Dans la fosse, sous la baguette de Michel Plasson, l’Orchestre de l’Opéra de Paris restitue assez bien, dans l’ensemble, les couleurs de cette riche partition. Mais ladite baguette se serait-elle émoussée sous l’effet de la routine ? Les couleurs manquent de lumière et de contraste ; la tension est souvent édulcorée et diluée dans des tempi lents qui mettent à certains moments les chanteurs en difficulté.

© Vincent Pontet / Opéra national de Paris
© Vincent Pontet / Opéra national de Paris

Et ce n’est pas la mise en scène qui met le spectateur en tension. Autant le dire sans détour : sur scène il ne se passe pas grand-chose. Les chanteurs évoluent, comme livrés à eux-mêmes, dans un décor partiellement recyclé et épuré (la bibliothèque géante), qui n’apporte rien à la dramaturgie. Pourtant, les intentions de Jean-Romain Vesperini sont louables et son propos intéressant. Il entend laisser au spectateur la liberté de choisir son interprétation : la coupe que le Docteur Faust vide jusqu’à la dernière goutte contient-elle l’élixir de jeunesse annoncé par Méphistophélès ? Ou bien s’agit-il bel et bien du poison, qui avant de lui apporter la mort, le fait délirer et rêver ce que nous voyons sur scène ? D’où la présence permanente de la bibliothèque. Mais s’il s’agit d’un rêve, il est bien terne et dépourvu de tout onirisme. En particulier, la Nuit de Walpurgis est représentée de façon presque ridicule, introduite par une détonation dont la seule fonction semble de réveiller le public endormi. Pour laisser au spectateur la liberté de choisir son interprétation, encore faut-il lui fournir quelques éléments, des repères…

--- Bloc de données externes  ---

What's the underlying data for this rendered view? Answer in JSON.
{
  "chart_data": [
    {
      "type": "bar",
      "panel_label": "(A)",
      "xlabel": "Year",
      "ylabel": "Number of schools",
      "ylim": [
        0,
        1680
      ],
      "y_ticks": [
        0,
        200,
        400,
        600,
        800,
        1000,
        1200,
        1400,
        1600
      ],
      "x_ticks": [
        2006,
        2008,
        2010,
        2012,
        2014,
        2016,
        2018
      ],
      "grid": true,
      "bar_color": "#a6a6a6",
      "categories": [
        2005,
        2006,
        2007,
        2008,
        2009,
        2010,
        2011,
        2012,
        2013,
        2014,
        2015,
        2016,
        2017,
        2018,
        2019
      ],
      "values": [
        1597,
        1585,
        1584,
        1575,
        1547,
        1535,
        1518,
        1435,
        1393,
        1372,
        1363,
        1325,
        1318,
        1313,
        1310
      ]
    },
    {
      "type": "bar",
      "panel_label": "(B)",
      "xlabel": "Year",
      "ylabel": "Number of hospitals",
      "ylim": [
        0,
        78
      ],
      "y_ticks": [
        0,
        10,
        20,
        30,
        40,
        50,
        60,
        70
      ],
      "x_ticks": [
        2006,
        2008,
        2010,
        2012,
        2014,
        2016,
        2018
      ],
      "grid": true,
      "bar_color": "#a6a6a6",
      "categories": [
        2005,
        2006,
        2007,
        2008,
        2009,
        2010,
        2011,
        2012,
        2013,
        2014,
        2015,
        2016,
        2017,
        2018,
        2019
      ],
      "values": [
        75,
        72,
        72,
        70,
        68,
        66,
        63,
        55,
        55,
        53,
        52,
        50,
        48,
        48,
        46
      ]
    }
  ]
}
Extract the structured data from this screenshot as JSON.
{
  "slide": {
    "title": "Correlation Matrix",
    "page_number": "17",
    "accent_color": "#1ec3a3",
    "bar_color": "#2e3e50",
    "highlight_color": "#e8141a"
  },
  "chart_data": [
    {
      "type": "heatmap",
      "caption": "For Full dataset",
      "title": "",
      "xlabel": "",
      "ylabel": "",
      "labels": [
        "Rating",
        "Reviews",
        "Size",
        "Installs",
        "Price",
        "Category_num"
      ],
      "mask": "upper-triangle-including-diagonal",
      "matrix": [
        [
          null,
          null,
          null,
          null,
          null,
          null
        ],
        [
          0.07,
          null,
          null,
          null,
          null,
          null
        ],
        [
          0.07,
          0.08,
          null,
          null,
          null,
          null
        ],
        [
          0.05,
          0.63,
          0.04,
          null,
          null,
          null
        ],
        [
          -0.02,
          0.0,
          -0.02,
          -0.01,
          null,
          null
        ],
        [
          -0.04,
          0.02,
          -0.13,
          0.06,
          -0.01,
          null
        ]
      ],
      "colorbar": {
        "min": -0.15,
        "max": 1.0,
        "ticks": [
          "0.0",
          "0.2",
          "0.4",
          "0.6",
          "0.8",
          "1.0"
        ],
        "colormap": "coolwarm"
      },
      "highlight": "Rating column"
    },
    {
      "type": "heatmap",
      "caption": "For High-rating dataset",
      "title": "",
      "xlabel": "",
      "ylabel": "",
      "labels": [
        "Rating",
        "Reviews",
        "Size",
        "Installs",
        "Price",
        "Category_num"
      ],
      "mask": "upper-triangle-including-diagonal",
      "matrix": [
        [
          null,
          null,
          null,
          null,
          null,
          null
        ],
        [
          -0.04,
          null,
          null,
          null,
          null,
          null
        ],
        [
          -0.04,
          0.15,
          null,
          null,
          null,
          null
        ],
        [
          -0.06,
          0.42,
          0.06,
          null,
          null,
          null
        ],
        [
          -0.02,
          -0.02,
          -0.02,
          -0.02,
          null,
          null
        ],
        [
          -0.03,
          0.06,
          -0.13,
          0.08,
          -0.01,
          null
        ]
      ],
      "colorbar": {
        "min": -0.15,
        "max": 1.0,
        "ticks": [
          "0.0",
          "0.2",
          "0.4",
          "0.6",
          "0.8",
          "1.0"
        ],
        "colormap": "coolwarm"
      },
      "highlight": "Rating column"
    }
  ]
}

En guise de cadre temporel, le metteur en scène a décidé de situer l’action dans les années 1930, période censée coller comme un gant au Docteur Faust, cet « homme perdu entre deux époques », qui comme le Professeur Rath de L’Ange Bleu, voudrait « s’approprier l’Histoire de son temps, mais n’en [possède] pas les codes ». Comment cela se traduit-il sur scène, en dehors des costumes – fades pour la plupart – parmi lesquels celui de Marguerite est un concentré de laideur ? En guise de jalons, nous avons un bureau au premier acte, puis un bar pour nous indiquer que l’acte II se déroule dans un cabaret, ou encore un canon (vraiment pas très années 30) pour illustrer la guerre. Quant à la direction d’acteurs, que Jean-Romain Vesperini nous promet « d’une précision aiguë », elle est pour ainsi dire inexistante.

On oubliera donc bien vite, sinon cette production, tout au moins cette mise en scène, pour ne garder en mémoire que quelques belles émotions lyriques.